A, Representative GC–MS–NiCl-selected ion-monitoring chromatogram of METH (top; retention time, 4.32 min) and internal standard deuterated METH (bottom; 4.28 min) extracted from a striatal microsample. B, C, Striatal METH concentration (micrograms per milligram of tissue) (B) and plasma METH concentration (microgram per milliliter) (C) did not differ between WT and GDNF^+/− mice at 30, 60, 120, or 180 min after the fourth METH injection. n = 5 per group per time point. Error bars indicate SEM.

Figure 7.

GDNF^+/− mice have greater DAT activity, but not DAT protein levels in the striatum than WT mice at 3 and 12 months of age. A, DAT activity in striatal synaptosomes from 3- and 12-month-old WT and GDNF^+/− mice.
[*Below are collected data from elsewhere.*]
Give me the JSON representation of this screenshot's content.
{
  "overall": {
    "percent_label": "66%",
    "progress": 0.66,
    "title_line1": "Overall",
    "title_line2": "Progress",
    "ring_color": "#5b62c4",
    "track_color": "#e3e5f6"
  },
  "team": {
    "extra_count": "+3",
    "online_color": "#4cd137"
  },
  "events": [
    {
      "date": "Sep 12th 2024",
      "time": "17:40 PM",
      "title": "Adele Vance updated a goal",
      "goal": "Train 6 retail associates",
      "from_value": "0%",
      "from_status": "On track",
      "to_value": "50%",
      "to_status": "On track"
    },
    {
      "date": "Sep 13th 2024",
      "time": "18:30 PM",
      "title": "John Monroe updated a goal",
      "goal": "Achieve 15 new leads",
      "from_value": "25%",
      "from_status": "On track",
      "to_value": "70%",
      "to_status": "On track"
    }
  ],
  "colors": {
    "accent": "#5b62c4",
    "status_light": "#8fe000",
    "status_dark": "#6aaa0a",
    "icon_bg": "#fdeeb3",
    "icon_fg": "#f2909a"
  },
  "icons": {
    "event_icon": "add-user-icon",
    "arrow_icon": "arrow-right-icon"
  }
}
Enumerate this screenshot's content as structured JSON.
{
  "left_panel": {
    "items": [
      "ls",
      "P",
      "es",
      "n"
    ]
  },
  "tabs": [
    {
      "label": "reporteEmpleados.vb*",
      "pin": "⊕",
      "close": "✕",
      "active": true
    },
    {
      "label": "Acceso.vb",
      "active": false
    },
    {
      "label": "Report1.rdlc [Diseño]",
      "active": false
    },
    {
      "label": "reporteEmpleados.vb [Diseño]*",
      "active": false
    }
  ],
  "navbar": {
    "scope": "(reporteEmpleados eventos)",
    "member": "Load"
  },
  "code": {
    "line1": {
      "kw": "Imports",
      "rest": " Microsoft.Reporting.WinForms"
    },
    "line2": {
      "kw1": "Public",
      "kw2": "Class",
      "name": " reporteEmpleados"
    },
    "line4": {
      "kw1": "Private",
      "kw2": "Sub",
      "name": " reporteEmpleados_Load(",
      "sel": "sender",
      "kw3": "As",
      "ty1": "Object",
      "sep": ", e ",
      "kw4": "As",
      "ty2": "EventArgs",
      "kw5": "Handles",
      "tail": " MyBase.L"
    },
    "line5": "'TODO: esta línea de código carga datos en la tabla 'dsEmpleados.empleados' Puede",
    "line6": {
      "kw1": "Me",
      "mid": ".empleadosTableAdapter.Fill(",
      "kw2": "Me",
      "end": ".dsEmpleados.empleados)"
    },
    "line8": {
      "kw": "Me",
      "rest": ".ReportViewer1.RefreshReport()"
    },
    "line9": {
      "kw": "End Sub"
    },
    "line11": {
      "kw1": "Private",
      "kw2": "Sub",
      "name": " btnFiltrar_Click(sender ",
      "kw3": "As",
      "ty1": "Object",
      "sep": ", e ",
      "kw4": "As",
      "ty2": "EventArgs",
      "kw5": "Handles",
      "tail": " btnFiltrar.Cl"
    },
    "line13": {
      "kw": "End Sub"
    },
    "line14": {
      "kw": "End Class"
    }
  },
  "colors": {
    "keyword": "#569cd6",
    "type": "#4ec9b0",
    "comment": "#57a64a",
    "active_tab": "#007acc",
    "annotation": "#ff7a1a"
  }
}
DA uptake was assayed in purified synaptosomes (n = 6) and the results are expressed as percentage of uptake in synaptosomes derived from WT mice (mean ± SEM). *p < 0.05 versus WT; ⁺p < 0.05 versus 3 month GDNF^+/−. B, DAT protein expression in striatal synaptosomes from 3- and 12-month-old WT and GDNF^+/− mice. Purified striatal synaptosomes were subjected to SDS-PAGE followed by immunoblotting with DAT antibody. Subsequently, the blots were stripped and reprobed with calnexin antibody. A representative DAT and calnexin immunoblot is shown. C, Quantitative analysis of DAT band densities. The density of DAT protein bands was quantified using NIH image (mean ± SEM) after normalization with calnexin. n = 6 per group. Error bars indicate SEM.